Google launches tool for measuring carbon footprint


Kris and Jason Spaulding installed solar panels atop Brewery Vivant in 2016. Kris Spaulding said it would be interesting to see how the Google data stacked up against Brewery Vivant’s own findings. Courtesy Brewery Vivant

Google launched a pilot project that, if rolled out worldwide, could help cities and businesses more quickly meet sustainability goals — for free.

The Environmental Insights Explorer beta tool launched Sept. 10. It was created in partnership with the Global Covenant of Mayors for Climate and Energy, which has pledged to keep the Paris Agreement despite the Trump Administration’s withdrawal from the climate change mitigation pact in 2017.
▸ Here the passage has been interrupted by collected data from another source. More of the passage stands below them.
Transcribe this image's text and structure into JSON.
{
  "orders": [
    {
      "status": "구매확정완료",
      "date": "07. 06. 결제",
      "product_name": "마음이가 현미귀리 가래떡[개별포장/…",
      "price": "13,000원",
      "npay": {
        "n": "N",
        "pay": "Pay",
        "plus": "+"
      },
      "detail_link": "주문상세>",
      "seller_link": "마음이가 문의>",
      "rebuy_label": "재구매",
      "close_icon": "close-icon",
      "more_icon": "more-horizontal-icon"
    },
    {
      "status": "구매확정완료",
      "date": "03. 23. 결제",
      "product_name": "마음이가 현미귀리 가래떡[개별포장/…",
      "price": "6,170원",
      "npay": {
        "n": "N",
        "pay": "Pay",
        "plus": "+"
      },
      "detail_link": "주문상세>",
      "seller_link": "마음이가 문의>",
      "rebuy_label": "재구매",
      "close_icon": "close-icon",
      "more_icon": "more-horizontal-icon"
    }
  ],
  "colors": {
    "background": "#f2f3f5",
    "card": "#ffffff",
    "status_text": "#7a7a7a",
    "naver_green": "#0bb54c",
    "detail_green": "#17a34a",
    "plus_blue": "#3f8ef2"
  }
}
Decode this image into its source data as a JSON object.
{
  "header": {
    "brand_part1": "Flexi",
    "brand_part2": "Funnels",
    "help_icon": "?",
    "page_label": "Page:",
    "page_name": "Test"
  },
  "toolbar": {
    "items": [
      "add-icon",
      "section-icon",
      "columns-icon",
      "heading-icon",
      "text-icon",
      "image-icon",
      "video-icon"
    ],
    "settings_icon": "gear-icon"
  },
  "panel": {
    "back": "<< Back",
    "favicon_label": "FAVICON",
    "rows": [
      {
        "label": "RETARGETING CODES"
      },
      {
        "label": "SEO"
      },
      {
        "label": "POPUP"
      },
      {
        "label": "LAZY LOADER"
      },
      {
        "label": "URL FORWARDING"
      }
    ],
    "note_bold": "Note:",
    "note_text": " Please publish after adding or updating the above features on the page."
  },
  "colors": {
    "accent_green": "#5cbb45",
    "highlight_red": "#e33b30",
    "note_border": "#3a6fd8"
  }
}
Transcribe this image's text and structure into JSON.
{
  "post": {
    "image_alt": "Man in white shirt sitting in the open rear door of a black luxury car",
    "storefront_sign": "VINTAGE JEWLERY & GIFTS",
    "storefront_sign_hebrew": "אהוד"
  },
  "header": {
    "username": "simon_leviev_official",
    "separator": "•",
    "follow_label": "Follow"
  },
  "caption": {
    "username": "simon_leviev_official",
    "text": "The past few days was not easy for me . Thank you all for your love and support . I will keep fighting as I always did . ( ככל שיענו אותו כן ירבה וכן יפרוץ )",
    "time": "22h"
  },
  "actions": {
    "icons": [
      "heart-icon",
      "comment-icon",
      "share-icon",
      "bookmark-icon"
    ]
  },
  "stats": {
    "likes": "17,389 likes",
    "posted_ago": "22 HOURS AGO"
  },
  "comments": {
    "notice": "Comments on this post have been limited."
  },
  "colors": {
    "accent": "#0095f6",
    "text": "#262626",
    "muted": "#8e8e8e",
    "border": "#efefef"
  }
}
The tool uses Google Maps and other data to show the building and transportation emissions of five cities: Buenos Aires, Argentina; Melbourne, Australia; Victoria, Canada; Pittsburgh, Pennsylvania; and Mountain View, California, home of Google’s headquarters.

It also draws on Google’s solar power initiative, Project Sunroof, using artificial intelligence to determine the rooftop solar potential of all buildings in a given region.

Nicole Lombardo, a member of Google’s environmental insights team, recently told Fast Company magazine Google plans to roll out the Environmental Insights Explorer in every city for which data is available once the team has had a chance to refine and improve the data.

Alison Waske Sutter, sustainability manager for the city of Grand Rapids, said the city signed on with the three-year Zero Cities Project in December 2017 to determine the carbon footprint of all buildings within Grand Rapids and reduce emissions. But the project is using equations based on “estimated data that might be dated” and having newer data from Google would be “more advantageous” if it was verified as accurate.

The Environmental Insights Explorer in its current form uses data from 2017.

Sutter also said the tool could help cities save money on emissions inventories. Grand Rapids is using a $70,000 grant from the Wege Foundation to fund its participation in the Zero Cities Project, according to an earlier Business Journal report.

“Trying to calculate a carbon footprint is extremely resource intensive,” Sutter said. “If this works well, it could really help resource-confined municipal operations.”

She said the third element of the tool — rooftop solar potential — interested her the most, as it could help cities determine untapped potential and make more equitable decisions about green energy opportunities in their economic development plans.

Sutter also noted the tool would be a good starting point for cities or businesses that have no idea what their carbon footprint is and, yet, are trying to set percentage-based goals to reduce it.

Kris Spaulding, co-owner and sustainability director at Brewery Vivant, said her business already has a methodology in place for calculating its carbon footprint but doing so is a “big project and requires a lot of information,” and she would be interested to see how the Google data stacks up against hers if Grand Rapids is eventually added to the project.

She said the rooftop solar potential component could help businesses save time and money since those assessments currently have to be done by a person.

Spaulding said she thinks the tool could help businesses take the first step in implementing a sustainability plan.

“Sometimes, you just have to plant a seed, and they will take the next step to look into it,” she said. “Having a simple tool do that is pretty amazing.”

Maeve Burns, senior sustainability analyst at Steelcase, said her company already tracks energy consumption and emissions from its West Michigan facilities using primary data, but this tool could be a potential supplement.

“There are other smaller locations where we use estimations, and this tool may help to alleviate that work or give us more data to support the estimations,” she said.

“This ability to pull more granular data from the overarching city information would be valuable. We would also be very interested in learning what renewable opportunities might be possible through using the tool (e.g. rooftop solar).

“For Steelcase, accurate energy tracking is an essential component of goal setting and reporting progress against those goals; therefore, any new technology that helps support organizations with this work is promising.”